The Americans with Disabilities Act gives civil rights protections to individuals with disabilities similar to those provided to individuals on the basis of race, color, sex, national origin, age, and religion. It guarantees equal opportunity for individuals with disabilities in public accommodations, employment, transportation, State and local government services, and telecommunications.

How much did the A.D.A. actually improve the lot of America’s disabled workers? That’s the question posed in our most recent video quiz. You may want to pause the video before the answer is revealed and take a look at this paper by Daron Acemoglu and Joshua Angrist.

Addendum:

For those who may be hearing impaired or otherwise unable to hear the audio, below is a transcript:

Hi, I’m Stephen Dubner. In 1990, the U.S. Congress passed the Americans with Disabilities Act, or A.D.A., which was meant to strengthen the rights of workers with physical or mental handicaps.

How did this legislation affect such workers? Here are four guesses:

(a) Their employment levels rose 30 percent.
(b) Their employment rose 15 percent.
(c) Their employment levels were unchanged. Or
(d) Disabled workers were actually hired less often than before.

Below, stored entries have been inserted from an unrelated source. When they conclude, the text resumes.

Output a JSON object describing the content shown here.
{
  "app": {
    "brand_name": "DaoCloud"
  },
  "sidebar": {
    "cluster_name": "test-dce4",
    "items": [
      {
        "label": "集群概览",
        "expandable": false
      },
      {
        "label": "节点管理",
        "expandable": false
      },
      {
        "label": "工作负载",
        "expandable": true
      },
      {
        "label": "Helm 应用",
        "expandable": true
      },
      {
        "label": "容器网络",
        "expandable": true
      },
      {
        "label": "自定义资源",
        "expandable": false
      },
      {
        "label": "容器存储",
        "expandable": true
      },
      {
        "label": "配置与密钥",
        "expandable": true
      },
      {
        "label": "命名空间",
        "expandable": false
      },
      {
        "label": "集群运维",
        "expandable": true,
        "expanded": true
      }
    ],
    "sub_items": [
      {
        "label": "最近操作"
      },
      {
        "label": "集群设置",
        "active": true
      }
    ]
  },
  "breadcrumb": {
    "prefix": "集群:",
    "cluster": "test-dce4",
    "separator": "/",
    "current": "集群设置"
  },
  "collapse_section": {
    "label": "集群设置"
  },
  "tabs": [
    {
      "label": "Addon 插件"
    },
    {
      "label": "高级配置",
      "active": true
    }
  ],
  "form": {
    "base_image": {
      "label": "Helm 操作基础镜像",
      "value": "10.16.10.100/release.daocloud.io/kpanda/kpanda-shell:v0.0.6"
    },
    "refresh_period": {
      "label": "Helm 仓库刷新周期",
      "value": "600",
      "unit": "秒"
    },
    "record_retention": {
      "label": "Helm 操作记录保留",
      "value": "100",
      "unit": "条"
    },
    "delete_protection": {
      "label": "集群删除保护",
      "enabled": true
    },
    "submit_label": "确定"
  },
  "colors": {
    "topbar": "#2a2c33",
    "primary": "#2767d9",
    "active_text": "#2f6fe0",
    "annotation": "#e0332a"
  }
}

The correct answer is (d).

After the A.D.A. went into effect, there was actually a sharp drop in employment among disabled workers, apparently because employers, now concerned that they wouldn’t be able to discipline or fire incompetent workers who happened to be disabled, simply chose to not hire disabled workers in the first place.

The A.D.A. was a powerful law that became a classic example of an even more powerful one — the law of unintended consequences.